The Daily Sandwich

"We have to learn the lesson that intellectual honesty is fundamental for everything we cherish." -Sir Karl Popper

Location: Boston, Massachusetts, United States


Friday, August 11, 2006

The politics of the UK bomb plot

The story still dominates news sites and the blogs, of course, and coverage of the domestic ramifications is largely disappointing. Greg Sargent notes that many news outlets are portraying the story as a potential "big win" for the GOP, helpfully repeating the Republican talking point that only their party is interested in keeping the nation safe.

Glenn Greenwald spends more time looking at right-wing blogs than I could stomach and finds just what you'd expect-- endless arguments that the story justifies every White House policy out there, from torture to warrantless wiretaps, and proves (this time for sure!) that Democrats want the terrorists to win.

At Slate, Fred Kaplan points out in an article I highly recommend something very obvious that's being ignored in most other press accounts-- the UK's successful efforts to foil the plot through law enforcement, intelligence and international cooperation, represent a strategy that's largely been forsaken by the White House.

There's a broader lesson here, and it speaks to the Bush administration's present jam throughout the Middle East and in other danger zones.
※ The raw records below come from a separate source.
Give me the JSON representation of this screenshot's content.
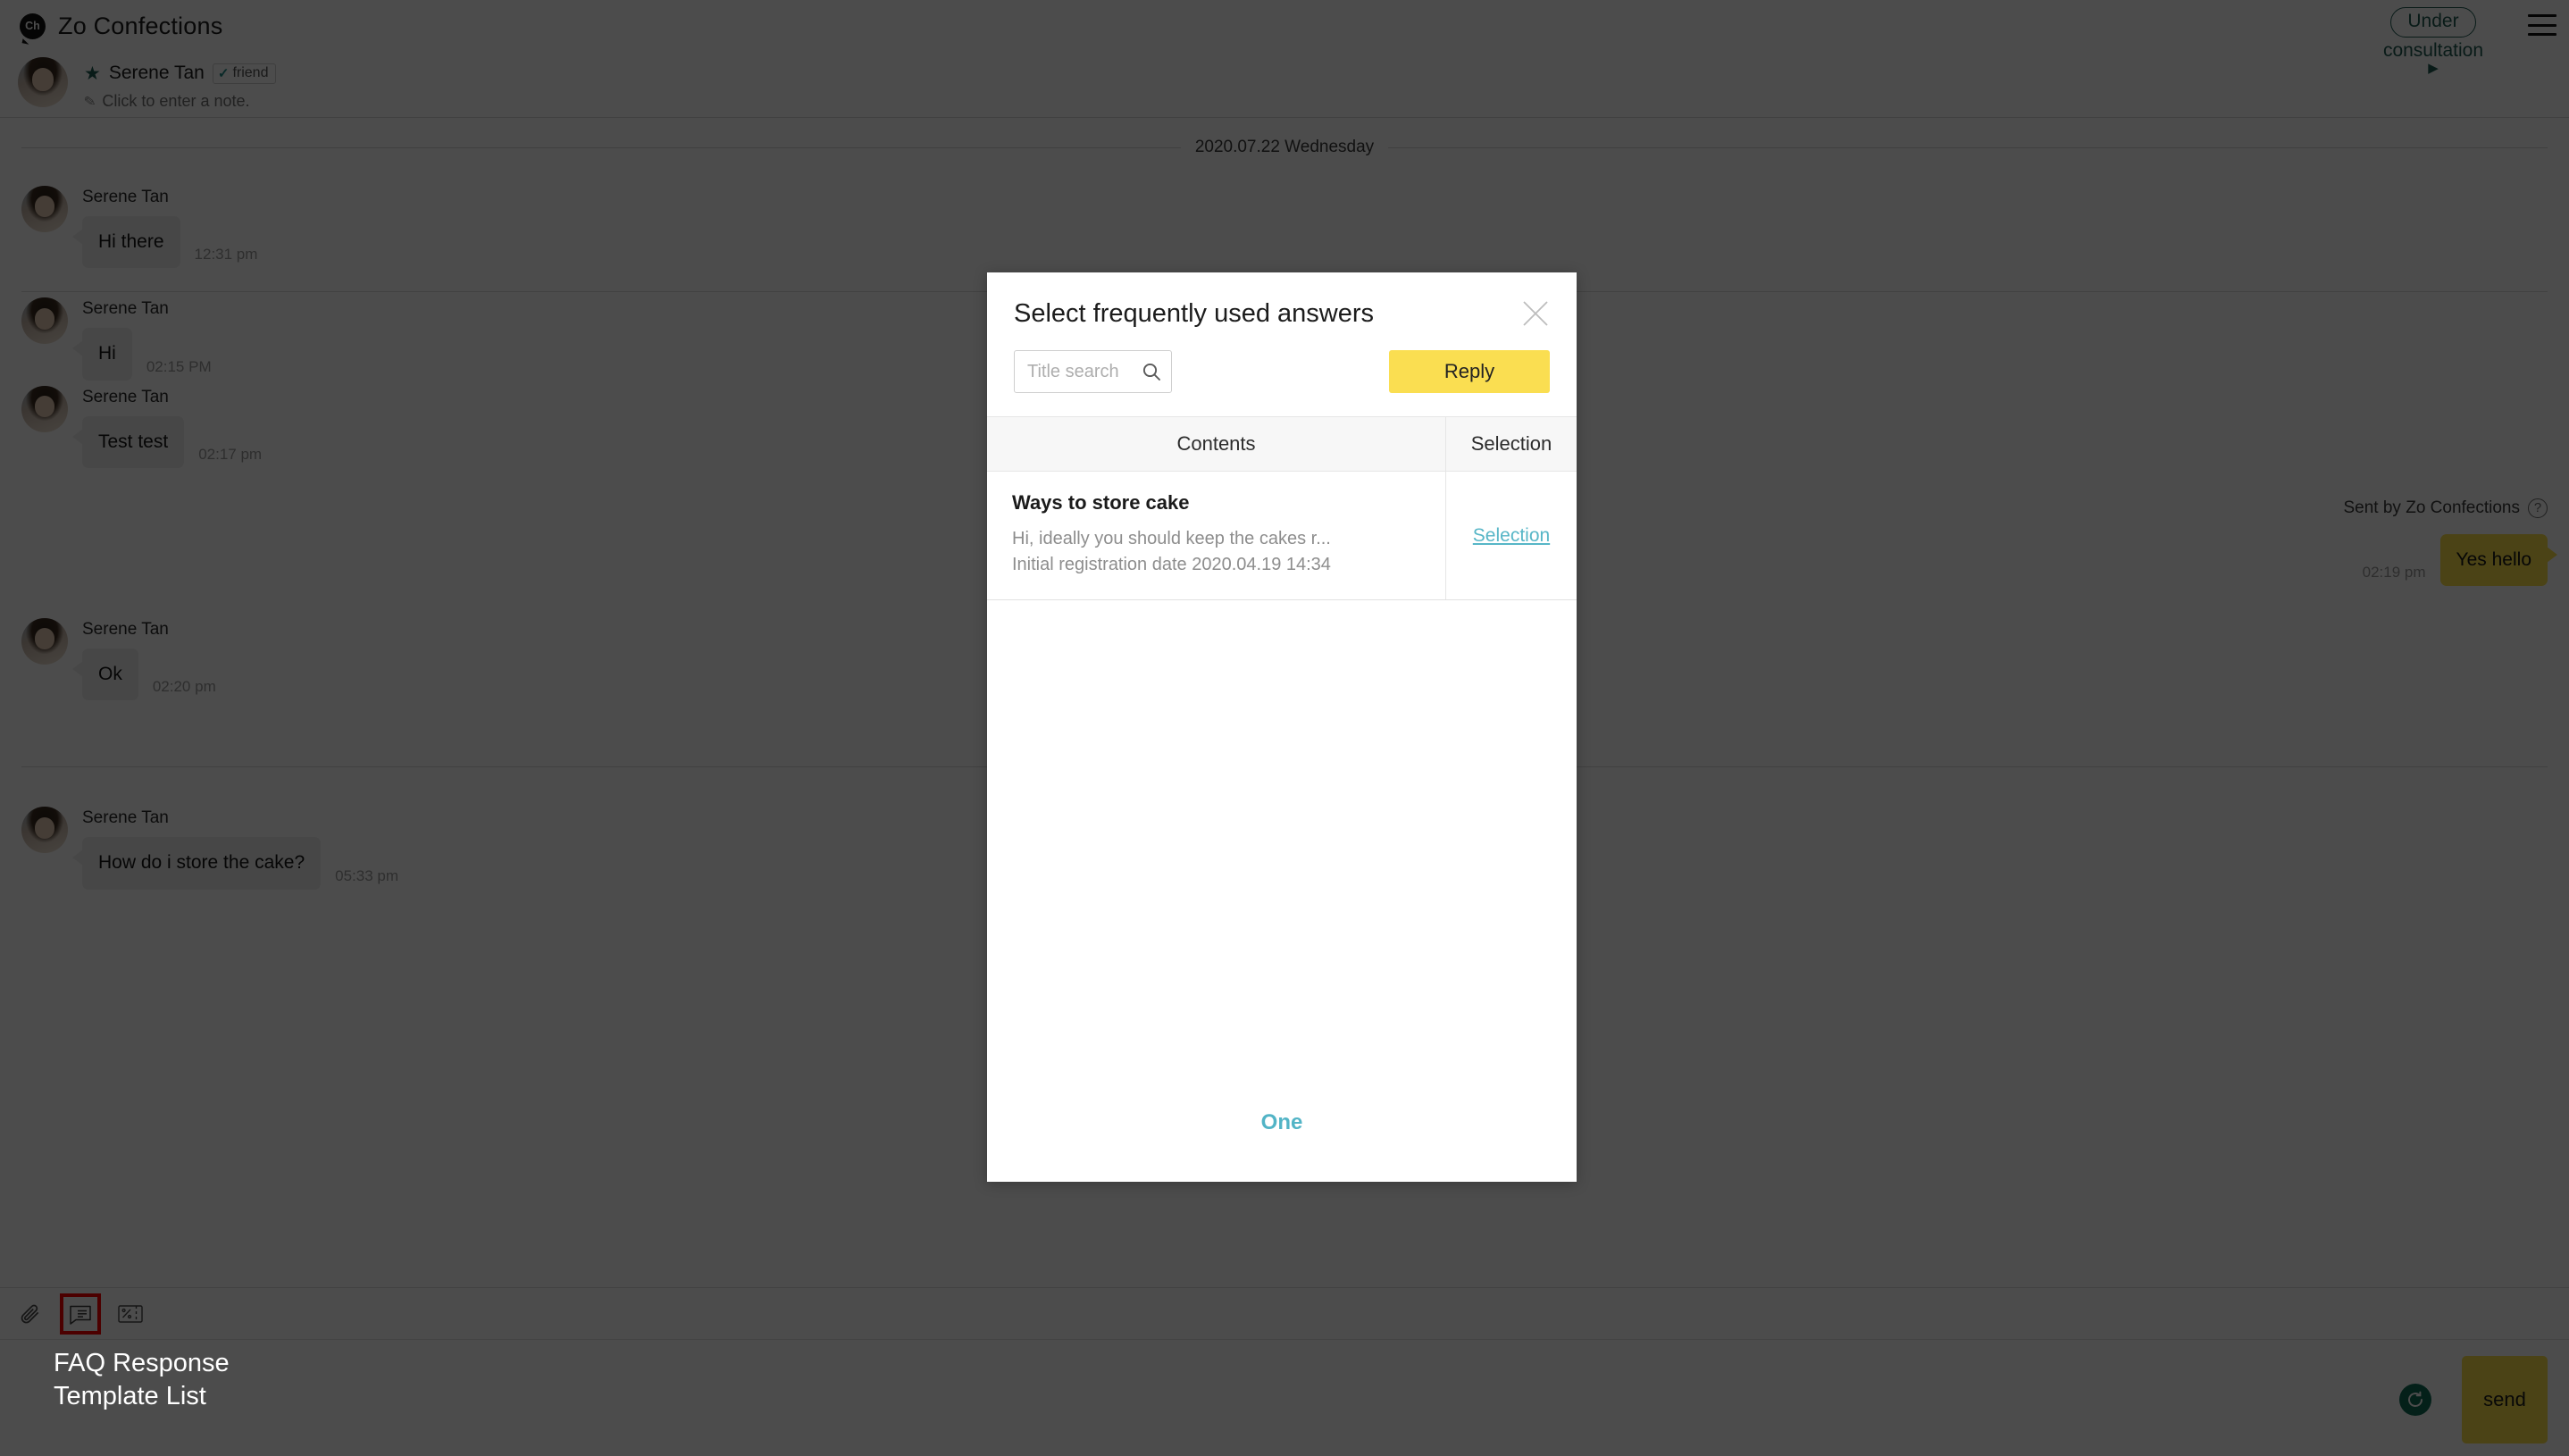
{
  "app": {
    "brand": {
      "logo_text": "Ch",
      "name": "Zo Confections"
    },
    "status": {
      "badge_line1": "Under",
      "badge_line2": "consultation",
      "caret": "▶",
      "menu_icon": "hamburger-menu-icon"
    }
  },
  "contact": {
    "star_icon": "★",
    "name": "Serene Tan",
    "friend_badge": {
      "check": "✓",
      "label": "friend"
    },
    "note_icon": "✎",
    "note_placeholder": "Click to enter a note."
  },
  "conversation": {
    "date_divider": "2020.07.22 Wednesday",
    "sent_by_label": "Sent by Zo Confections",
    "help_icon": "?",
    "groups": [
      {
        "messages": [
          {
            "sender": "Serene Tan",
            "text": "Hi there",
            "time": "12:31 pm",
            "direction": "in"
          }
        ]
      },
      {
        "messages": [
          {
            "sender": "Serene Tan",
            "text": "Hi",
            "time": "02:15 PM",
            "direction": "in"
          },
          {
            "sender": "Serene Tan",
            "text": "Test test",
            "time": "02:17 pm",
            "direction": "in"
          },
          {
            "sender": "Zo Confections",
            "text": "Yes hello",
            "time": "02:19 pm",
            "direction": "out"
          },
          {
            "sender": "Serene Tan",
            "text": "Ok",
            "time": "02:20 pm",
            "direction": "in"
          }
        ]
      },
      {
        "messages": [
          {
            "sender": "Serene Tan",
            "text": "How do i store the cake?",
            "time": "05:33 pm",
            "direction": "in"
          }
        ]
      }
    ]
  },
  "composer": {
    "tools": [
      {
        "name": "attachment-icon",
        "title": "Attach file",
        "highlighted": false
      },
      {
        "name": "faq-template-icon",
        "title": "FAQ response template list",
        "highlighted": true
      },
      {
        "name": "coupon-icon",
        "title": "Coupon",
        "highlighted": false
      }
    ],
    "refresh_icon": "refresh-icon",
    "send_label": "send",
    "message_value": ""
  },
  "annotation": {
    "text": "FAQ Response Template List"
  },
  "modal": {
    "title": "Select frequently used answers",
    "close_icon": "close-icon",
    "search": {
      "placeholder": "Title search",
      "value": "",
      "icon": "search-icon"
    },
    "reply_label": "Reply",
    "table": {
      "headers": [
        "Contents",
        "Selection"
      ],
      "rows": [
        {
          "title": "Ways to store cake",
          "preview": "Hi, ideally you should keep the cakes r...",
          "registered": "Initial registration date 2020.04.19 14:34",
          "action": "Selection"
        }
      ]
    },
    "pagination": {
      "current": "One"
    }
  },
  "colors": {
    "accent_yellow": "#fae14b",
    "modal_yellow": "#fade51",
    "teal": "#1f5a53",
    "link_blue": "#57b6c7",
    "highlight_red": "#ff0000"
  }
}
If the British had adopted the same policy toward dealing with Pakistan that Bush has adopted toward dealing with, say, Syria or Iran (namely, it's an evil regime, and we don't speak with evil regimes), then a lot of passenger planes would have shattered and spilled into the ocean, hundreds or thousands of people would have died, and the world would have suddenly been plunged into very scary territory.

It is time to ask: Which is the more "moral" course—to shun odious regimes as a matter of principle or to take unpleasant steps that might prevent mass terror?

One article is noteworthy for doing something we always expect from journalists but so rarely see these days-- pointing out a pertinent fact (in this case dismissing Cheney's straw man argument) rather than just repeating talking points. Bonus points for acknowledging the GOP rush to make political hay of the story.

On Wednesday, Cheney had suggested that Democrats believe "that somehow we can retreat behind our oceans and not be actively engaged in this conflict and be safe here at home, which clearly we know we won't, we can't, be," he said.

While some Democrats have opposed some steps in the war on terrorism, and more and more are calling for a withdrawal from Iraq, no major figures in the party have called for a wholesale retreat in the broader conflict.

But Bush's Republicans hoped the raid would yield political gains.

"I'd rather be talking about this than all of the other things that Congress hasn't done well," one Republican congressional aide told AFP on condition of anonymity because of possible reprisals.